O Segredo Além do Jardim, um conto de fadas raiz
Linda, sombria e única, a minissérie O Segredo Além do Jardim acompanha dois irmãos que tentam achar o caminho de volta para casa, enquanto viajam por uma terra misteriosa. Eles recebem auxílio de um sábio lenhador, que lhes dá orientações, e de um pássaro azul. Esta é uma produção completamente singular da Cartoon Network, onde definitivamente nada é o que parece. Em 10 episódios, cria-se um universo forte, marcante, inteligente e bem desenvolvido. É assustador, mas é engraçado. É estranho, mas é recompensador.

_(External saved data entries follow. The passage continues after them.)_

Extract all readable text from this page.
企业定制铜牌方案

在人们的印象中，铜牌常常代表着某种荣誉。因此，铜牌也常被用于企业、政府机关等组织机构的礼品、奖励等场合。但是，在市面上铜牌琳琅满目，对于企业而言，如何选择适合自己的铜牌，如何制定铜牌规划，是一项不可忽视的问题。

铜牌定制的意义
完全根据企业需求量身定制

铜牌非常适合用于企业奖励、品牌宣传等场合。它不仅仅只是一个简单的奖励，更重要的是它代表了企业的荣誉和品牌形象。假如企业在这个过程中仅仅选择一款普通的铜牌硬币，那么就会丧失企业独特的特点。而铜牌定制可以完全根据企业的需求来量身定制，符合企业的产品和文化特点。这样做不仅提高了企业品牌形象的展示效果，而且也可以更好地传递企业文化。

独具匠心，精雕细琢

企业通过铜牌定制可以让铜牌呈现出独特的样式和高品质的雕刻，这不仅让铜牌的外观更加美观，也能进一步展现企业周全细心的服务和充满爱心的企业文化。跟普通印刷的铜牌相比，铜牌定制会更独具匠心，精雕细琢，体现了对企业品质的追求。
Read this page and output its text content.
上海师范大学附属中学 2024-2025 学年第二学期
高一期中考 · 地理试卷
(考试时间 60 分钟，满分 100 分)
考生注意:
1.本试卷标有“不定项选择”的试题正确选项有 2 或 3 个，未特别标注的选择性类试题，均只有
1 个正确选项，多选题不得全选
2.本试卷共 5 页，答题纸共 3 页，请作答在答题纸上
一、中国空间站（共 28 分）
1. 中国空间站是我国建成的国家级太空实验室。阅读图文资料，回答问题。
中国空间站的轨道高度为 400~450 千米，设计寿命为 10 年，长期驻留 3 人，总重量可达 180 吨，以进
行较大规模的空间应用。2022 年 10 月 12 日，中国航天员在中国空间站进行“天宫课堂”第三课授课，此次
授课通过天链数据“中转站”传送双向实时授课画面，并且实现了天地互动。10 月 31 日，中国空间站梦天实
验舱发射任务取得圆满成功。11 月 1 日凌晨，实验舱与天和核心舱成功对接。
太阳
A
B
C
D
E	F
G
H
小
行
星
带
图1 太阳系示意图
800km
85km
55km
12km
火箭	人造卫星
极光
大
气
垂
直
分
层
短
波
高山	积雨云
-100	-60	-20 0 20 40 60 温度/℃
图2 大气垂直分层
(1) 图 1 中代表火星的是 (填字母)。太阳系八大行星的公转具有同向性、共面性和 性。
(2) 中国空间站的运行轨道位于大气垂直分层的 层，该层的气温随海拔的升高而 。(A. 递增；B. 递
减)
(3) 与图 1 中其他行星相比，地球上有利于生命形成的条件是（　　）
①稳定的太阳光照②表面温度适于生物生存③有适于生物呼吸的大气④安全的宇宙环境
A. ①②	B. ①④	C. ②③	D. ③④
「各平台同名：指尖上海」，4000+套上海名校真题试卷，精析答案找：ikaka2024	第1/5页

O criador, Patrick McHale, já havia trabalhado em As Trapalhadas de Flapjack (que certamente colaborou pelo senso estético aqui) e em 5 temporadas de Hora de Aventura (que é tão ousado quanto essa animação, tematicamente falando). Resgatando elementos de desenhos animados antigos, a produção tem um forte ar retrô. Inclusive nas telas de abertura, que ficaram clássicas nas mãos de Walt Disney e suas “Merry Melodies”; mas também remetem às páginas de abertura de livros de contos de fadas.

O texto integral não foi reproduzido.